Based on the consensus recommendation from 13 brokerage firms, PagerDuty Inc's (PD, Financial) average brokerage recommendation is currently 2.7, indicating "Hold" status. The rating scale ranges from 1 to 5, where 1 signifies Strong Buy, and 5 denotes Sell.

Based on GuruFocus estimates, the estimated GF Value for PagerDuty Inc (PD, Financial) in one year is $30.36, suggesting a upside of 88.57% from the current price of $16.1. GF Value is GuruFocus' estimate of the fair value that the stock should be traded at. It is calculated based on the historical multiples the stock has traded at previously, as well as past business growth and the future estimates of the business' performance. More detailed data can be found on the PagerDuty Inc (PD) Summary page.
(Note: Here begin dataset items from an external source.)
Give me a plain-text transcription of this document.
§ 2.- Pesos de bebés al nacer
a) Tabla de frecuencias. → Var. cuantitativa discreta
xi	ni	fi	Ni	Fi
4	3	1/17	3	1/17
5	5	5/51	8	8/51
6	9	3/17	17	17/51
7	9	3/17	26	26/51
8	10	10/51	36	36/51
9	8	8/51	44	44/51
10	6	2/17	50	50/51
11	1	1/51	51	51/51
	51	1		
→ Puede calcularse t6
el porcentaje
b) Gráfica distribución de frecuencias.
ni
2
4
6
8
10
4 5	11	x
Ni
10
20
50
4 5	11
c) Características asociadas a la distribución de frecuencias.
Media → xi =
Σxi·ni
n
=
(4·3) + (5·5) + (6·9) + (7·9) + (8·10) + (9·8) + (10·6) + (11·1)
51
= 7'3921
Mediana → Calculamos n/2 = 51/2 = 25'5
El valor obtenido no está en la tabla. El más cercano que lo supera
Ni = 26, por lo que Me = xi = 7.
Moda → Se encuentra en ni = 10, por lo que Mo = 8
PD Key Business Developments

Release Date: March 13, 2025

For the complete transcript of the earnings call, please refer to the full earnings call transcript.

Positive Points

  • PagerDuty Inc (PD, Financial) delivered its third consecutive year of non-GAAP profitability, showcasing the strength and durability of its business model.
  • The company achieved 9% annual growth in both revenue and annual recurring revenue (ARR), with a significant expansion in non-GAAP operating margin by nearly 500 basis points to 18%.
  • Free cash flow margin expanded from 15% to 23%, indicating strong operational discipline and an efficient growth strategy.
  • Enterprise traction improved with a strategic shift towards multi-year, multi-product platform partnerships, with multi-product customers now driving 65% of total ARR.
  • The introduction of new AI capabilities and frictionless packaging structure is expected to extend competitive differentiators and align with the transformative value delivered to customers.

Negative Points

  • Revenue performance did not meet initial expectations due to go-to-market execution falling short of historically high standards.
  • There is near-term pressure on growth due to the transition to an enterprise-focused top-down value selling motion amidst a volatile macro environment.
  • The transformation of the go-to-market approach has not scaled across the entire enterprise organization at the intended pace.
  • Financial impact from strategic changes is expected to materialize gradually over time, indicating potential short-term challenges.
  • The company is undergoing a leadership transition, including the search for a new Chief Revenue Officer, which may cause temporary disruptions.

Disclosures

I/We may personally own shares in some of the companies mentioned above. However, those positions are not material to either the company or to my/our portfolios.